Our New Civil Rights Regime
The civil rights regime in which we now live is incompatible with a self-governing constitutional republic.
After the 1960s, the United States became something fundamentally different than what it was before the 1960s: A progressive civil rights regime that is incompatible with a self-governing constitutional republic.
To explain this transformation—and the incompatibility of a progressive civil rights regime with a constitutional republic governed by its citizens—let us first recall some basic terms and definitions.
Natural Rights
The American Founders were steeped in Enlightenment moral and political philosophy, sometimes referred to as classical liberalism. This philosophy focuses on the natural liberty of each individual human being, rooted in the metaphysical freedom of the human mind.
To say one is a free being by nature is to assert that one’s mind can think and choose freely. Your mind, therefore—not the mind of someone else—should govern your body. This is the essence of self-government.
From this fundamental premise, Enlightened American statesmen concluded that if some people have free minds but unfree bodies—if someone else is forcefully and unjustly enslaving them—then slavery must be wrong, because each human mind is inherently free. This moral spark ignited the greatest anti-slavery movement in history, beginning with the Declaration of Independence in 1776 and culminating in the 13th Amendment in 1865.
Within the context of Enlightenment and classical liberal thought, influential thinkers often used the term “natural rights” to refer to those rights that all human beings possess by nature. Regardless of who you are, where you live, when you live, or what you look like, you have a rightful claim—by virtue of your own human nature—to your life, your liberty, and your property.
If the laws under which you live fail to respect or protect your natural rights—if they violate your natural rights—then those laws are unjust. For American Enlightenment thinkers, the universal natural rights of all individuals serve as standards by which to judge various governments and laws, not the other way around.
Natural rights are the most fundamental and universal rights precisely because they are possessed by all human beings, including those who are unaware of them or openly reject them. Even if someone claims to have no natural rights, it would still be morally wrong for anyone else to enslave or harm them.
Natural rights are unalienable, as stated in the Declaration of Independence, because they cannot be separated from the individual. While others might use force to violate your rights—which is, by definition, a moral wrong—they cannot take your rights away.
You always have a natural right—a rightful claim—to your own life, liberty, and property, which is the foundation of morality. When one person violates another's natural rights, it is for that very reason, wrong. A slave, for instance, possesses equal natural rights, which is why slavery is immoral, unjust, and wrong.
Civil Rights
In modern Western political philosophy, the term “civil rights” refers to the legal rights that protect the natural rights of citizens and enable them to participate in the governance of civil society.
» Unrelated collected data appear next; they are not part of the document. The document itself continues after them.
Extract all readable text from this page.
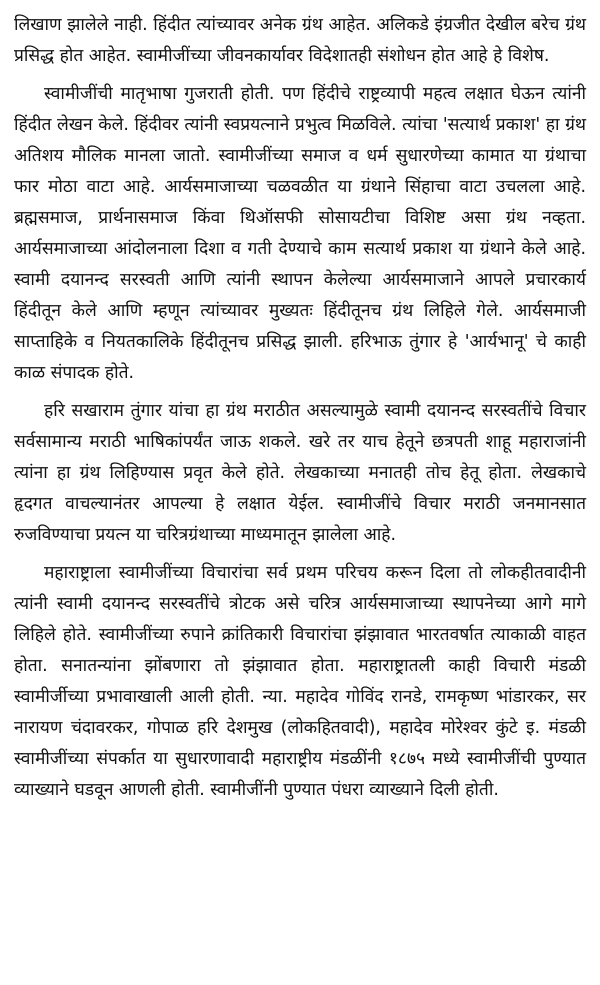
लिखाण झालेले नाही. हिंदीत त्यांच्यावर अनेक ग्रंथ आहेत. अलिकडे इंग्रजीत देखील बरेच ग्रंथ प्रसिद्ध होत आहेत. स्वामीजींच्या जीवनकार्यावर विदेशातही संशोधन होत आहे हे विशेष.

स्वामीजींची मातृभाषा गुजराती होती. पण हिंदीचे राष्ट्रव्यापी महत्व लक्षात घेऊन त्यांनी हिंदीत लेखन केले. हिंदीवर त्यांनी स्वप्रयत्नाने प्रभुत्व मिळविले. त्यांचा 'सत्यार्थ प्रकाश' हा ग्रंथ अतिशय मौलिक मानला जातो. स्वामीजींच्या समाज व धर्म सुधारणेच्या कामात या ग्रंथाचा फार मोठा वाटा आहे. आर्यसमाजाच्या चळवळीत या ग्रंथाने सिंहाचा वाटा उचलला आहे. ब्रह्मसमाज, प्रार्थनासमाज किंवा थिऑसफी सोसायटीचा विशिष्ट असा ग्रंथ नव्हता. आर्यसमाजाच्या आंदोलनाला दिशा व गती देण्याचे काम सत्यार्थ प्रकाश या ग्रंथाने केले आहे. स्वामी दयानन्द सरस्वती आणि त्यांनी स्थापन केलेल्या आर्यसमाजाने आपले प्रचारकार्य हिंदीतून केले आणि म्हणून त्यांच्यावर मुख्यतः हिंदीतूनच ग्रंथ लिहिले गेले. आर्यसमाजी साप्ताहिके व नियतकालिके हिंदीतूनच प्रसिद्ध झाली. हरिभाऊ तुंगार हे 'आर्यभानू' चे काही काळ संपादक होते.

हरि सखाराम तुंगार यांचा हा ग्रंथ मराठीत असल्यामुळे स्वामी दयानन्द सरस्वतींचे विचार सर्वसामान्य मराठी भाषिकांपर्यंत जाऊ शकले. खरे तर याच हेतूने छत्रपती शाहू महाराजांनी त्यांना हा ग्रंथ लिहिण्यास प्रवृत केले होते. लेखकाच्या मनातही तोच हेतू होता. लेखकाचे हृदगत वाचल्यानंतर आपल्या हे लक्षात येईल. स्वामीजींचे विचार मराठी जनमानसात रुजविण्याचा प्रयत्न या चरित्रग्रंथाच्या माध्यमातून झालेला आहे.

महाराष्ट्राला स्वामीजींच्या विचारांचा सर्व प्रथम परिचय करून दिला तो लोकहीतवादीनी त्यांनी स्वामी दयानन्द सरस्वतींचे त्रोटक असे चरित्र आर्यसमाजाच्या स्थापनेच्या आगे मागे लिहिले होते. स्वामीजींच्या रुपाने क्रांतिकारी विचारांचा झंझावात भारतवर्षात त्याकाळी वाहत होता. सनातन्यांना झोंबणारा तो झंझावात होता. महाराष्ट्रातली काही विचारी मंडळी स्वामीर्जीच्या प्रभावाखाली आली होती. न्या. महादेव गोविंद रानडे, रामकृष्ण भांडारकर, सर नारायण चंदावरकर, गोपाळ हरि देशमुख (लोकहितवादी), महादेव मोरेश्वर कुंटे इ. मंडळी स्वामीजींच्या संपर्कात या सुधारणावादी महाराष्ट्रीय मंडळींनी १८७५ मध्ये स्वामीजींची पुण्यात व्याख्याने घडवून आणली होती. स्वामीजींनी पुण्यात पंधरा व्याख्याने दिली होती.
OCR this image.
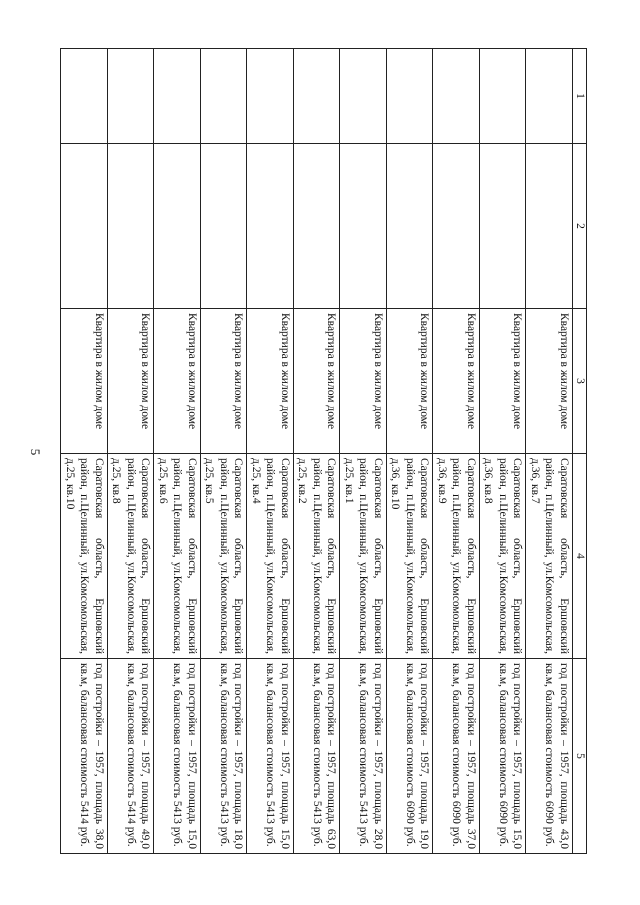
5
1	2	3	4	5
		Квартира в жилом доме	Саратовская область, Ершовский район, п.Целинный, ул.Комсомольская, д.36, кв.7	год постройки – 1957, площадь 43,0 кв.м, балансовая стоимость 6090 руб.
		Квартира в жилом доме	Саратовская область, Ершовский район, п.Целинный, ул.Комсомольская, д.36, кв.8	год постройки – 1957, площадь 15,0 кв.м, балансовая стоимость 6090 руб.
		Квартира в жилом доме	Саратовская область, Ершовский район, п.Целинный, ул.Комсомольская, д.36, кв.9	год постройки – 1957, площадь 37,0 кв.м, балансовая стоимость 6090 руб.
		Квартира в жилом доме	Саратовская область, Ершовский район, п.Целинный, ул.Комсомольская, д.36, кв.10	год постройки – 1957, площадь 19,0 кв.м, балансовая стоимость 6090 руб.
		Квартира в жилом доме	Саратовская область, Ершовский район, п.Целинный, ул.Комсомольская, д.25, кв.1	год постройки – 1957, площадь 28,0 кв.м, балансовая стоимость 5413 руб.
		Квартира в жилом доме	Саратовская область, Ершовский район, п.Целинный, ул.Комсомольская, д.25, кв.2	год постройки – 1957, площадь 63,0 кв.м, балансовая стоимость 5413 руб.
		Квартира в жилом доме	Саратовская область, Ершовский район, п.Целинный, ул.Комсомольская, д.25, кв.4	год постройки – 1957, площадь 15,0 кв.м, балансовая стоимость 5413 руб.
		Квартира в жилом доме	Саратовская область, Ершовский район, п.Целинный, ул.Комсомольская, д.25, кв.5	год постройки – 1957, площадь 18,0 кв.м, балансовая стоимость 5413 руб.
		Квартира в жилом доме	Саратовская область, Ершовский район, п.Целинный, ул.Комсомольская, д.25, кв.6	год постройки – 1957, площадь 15,0 кв.м, балансовая стоимость 5413 руб.
		Квартира в жилом доме	Саратовская область, Ершовский район, п.Целинный, ул.Комсомольская, д.25, кв.8	год постройки – 1957, площадь 49,0 кв.м, балансовая стоимость 5414 руб.
		Квартира в жилом доме	Саратовская область, Ершовский район, п.Целинный, ул.Комсомольская, д.25, кв.10	год постройки – 1957, площадь 38,0 кв.м, балансовая стоимость 5414 руб.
Unlike natural rights, which exist by nature, civil rights must be established through legislation; they are dependent on the law. Civil rights include:
The right to vote in elections.
The right to a trial by jury when accused of a crime.
The right to be elected to and hold a government office.
The right to be secure in one’s home from unjust government intrusion.
The right to own property and demonstrate title of ownership in a court of law.
These rights must be created by law. Elections, for example, do not occur naturally; they must be planned, announced, and regulated by laws, which also define voter eligibility, the kind of ballots that will be counted, deadlines for submitting ballots, etc. Similarly, trials and jury systems, government offices, and titles and deeds require legal frameworks to exist.
Ultimately, the purpose of individual civil rights is to acknowledge and protect the natural rights of citizens. For example, the legal civil right to vote supports your natural right to legitimize governance through the consent of the governed. Conversely, civil laws that enforce the rule of a hereditary king or unelected bureaucrats violate your natural right to consent.
Because we understand natural rights as the rightful claims to life, liberty, and property, Americans can recognize when the civil rights movement has succeeded: when civil laws provide equal protection for the liberty and property of all citizens. When every citizen has legally ensured rights to vote, to seek justice in courts, to be tried by peers, to hold office and exercise constitutional powers, to speak and worship freely, the civil rights movement has achieved its aim.
However, in the 1960s, progressives transformed our constitutional republic into something quite different: a civil rights regime where the definition of “civil rights” continuously evolves and justifies expanding government powers beyond constitutional limits.